The scramble to control the composition of the Independent Electoral and Boundaries Commission (IEBC) is developing into another political battle.
President William Ruto and Azimio leader Raila Odinga have over the past few months exchanged barbs over the planned removal of four commissioners.
The commission is facing serious challenges because the term of office chairman Wafula Chebukati and two commissioners is ending. Meanwhile, the Cherera Four are facing a petition to remove them from office.
The four Juliana Cherera, Irene Masit, Justus Nyang’aya and Francis Wanderi are facing petitions before the National Assembly’s Justice and Legal Affairs Committee (JLAC), over their refusal to accept the presidential results declared by Chebukati on August 15.
Given the zeal with which Kenya Kwanza MPs are approaching the matter, it appears, the fate of the four commissioners is as good as sealed because of the alliance’s numerical advantage in Parliament.
The committee continues with its hearings today but could be doing so in the absence of the commissioners. Azimio allied legislators have vowed to boycott the hearings that saw lawyers representing the four commissioners storm out of a session last Thursday.

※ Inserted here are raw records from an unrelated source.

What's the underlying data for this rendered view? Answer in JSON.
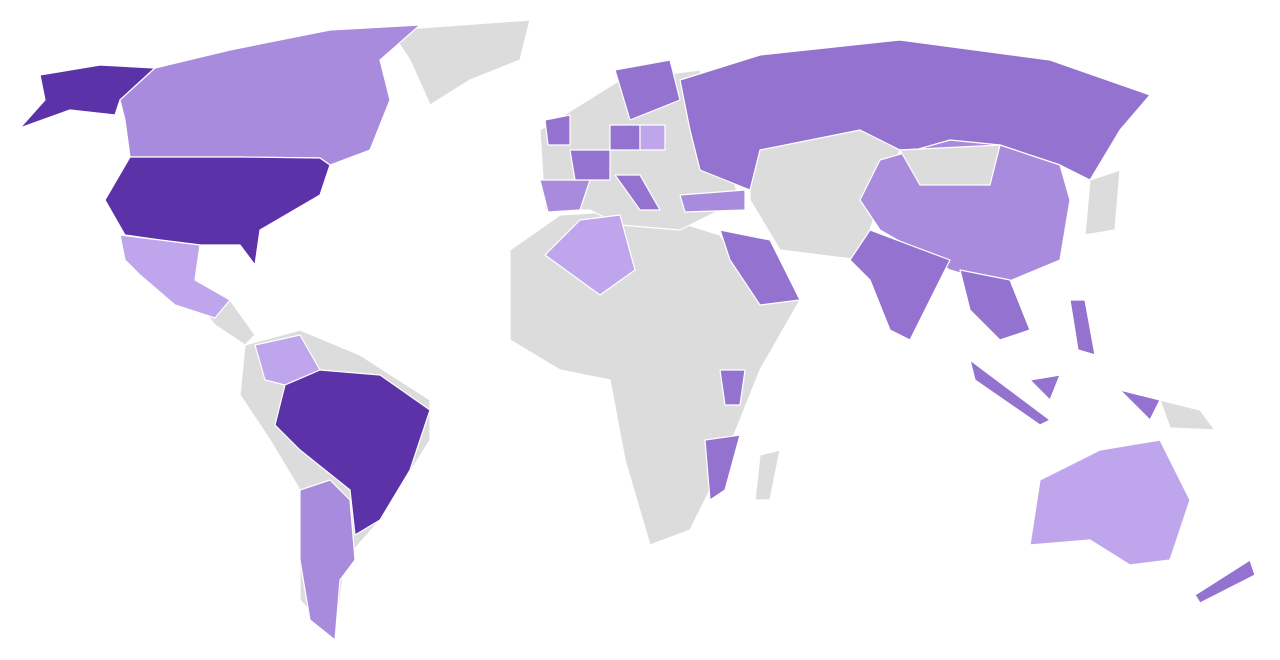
{
  "palette": [
    "#5b32a8",
    "#9473d0",
    "#a98bdd",
    "#bfa6ec",
    "#dcdcdc"
  ]
}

They also did not appear for the hearings, which ODM leader Raila Odinga urged the commissioners to stay away from, on Friday. Azimio leaders argue the outcome of the hearings has already been predetermined by their Kenya Kwanza counterparts.
Political interference in the workings of IEBC is however not unique to the current happenings and is what the 2010 Constitution sought to cure.
The fight for control of the commission began in 1997 when five political parties agreed that each nominate five commissioners.
Before that the president used to unilaterally hand pick commissioners favourable to him, hence repeated complaints of election rigging.
And so the Electoral Commission of Kenya (ECK) as IEBC was known at the time, was reconstituted under the leadership of late lawyer Samuel Kivuitu.
All went well until the fiercely contested 2007 elections between Raila Odinga’s ODM party and President Mwai Kibaki’s PNU whose results led to post-election violence.
The aftermath of that election also led to reconstitution of the commission from recommendations made by the Kriegler Commission, which also birthed IIEC, which later became IEBC) and the current reforms in the voting system.
Although Article 251 provides guidelines for the removal of commissioners over alleged misdeeds, changes have been effected largely through political pressure.
Raila’s CORD coalition organised sustained demonstration at IEBC offices after the 2013 presidential elections and later forced out chairperson Issack Hassan and his team.
Political pressure also led to the departure of four commissioners after the 2017 elections, leaving Chebukati, Boya Molu and Abdi Guliye in office.
Chebukati and his colleagues bravely fought attempts to force them out and remained until four other commissioners were appointed in September 2021.
The appointment came after an attempt by President Uhuru Kenyatta and Raila to reconstitute IEBC through the Building Bridges Initiative (BBI) were thwarted by the courts.
The BBI report had proposed to remove Chebukati, Molu and Guliye from office and appoint a new team ahead of the 2022 polls.
The report also wanted all the returning officers to be contracted on a part-time basis and not oversee more than one general election. The qualifications for the chairmanship of IEBC was to be made open and not remain a preserve for lawyers as provided for by the constitution.
Had the proposal been approved by Kenyans through a referendum, then the IEBC chairperson could have been anyone with at least 15-year experience at a senior management level. And the chairperson could also have been accorded more powers doubling up as the Chief Executive Officer of the Commission.
Political interference has equally dogged most of the 11 independent commissions that were created in chapter 15 of the Constitution.
Since 2010, the unseen hand of the Executive has seen appointments of commissioners in the Ethics and Anti-Corruption Commission, the National Police Service Commission, IEBC and even the Judicial Service Commission among others.
The electoral commission is expected to be independent, devoid of either influence or any other interference from either the executive or politicians but that has not been the case if history is anything to go by.
Jill Cottrell Ghai argues that independent means basically that IEBC should be making its own decisions.
“The broad objectives of all independent commissions in the Constitution are, to protect the sovereignty of the people, ensure state organs respect democratic values and principles, and promote constitutionalism,” writes Prof Ghai.
Political analyst Martin Andati, in an earlier interview with The Standard said political influence remains a big problem to the integrity of IEBC and the commissioners.
Politicians opposed to the hearings before JLAC argue the timing of the petitions appears to be well choreographed to coincide with the departure of the chairman.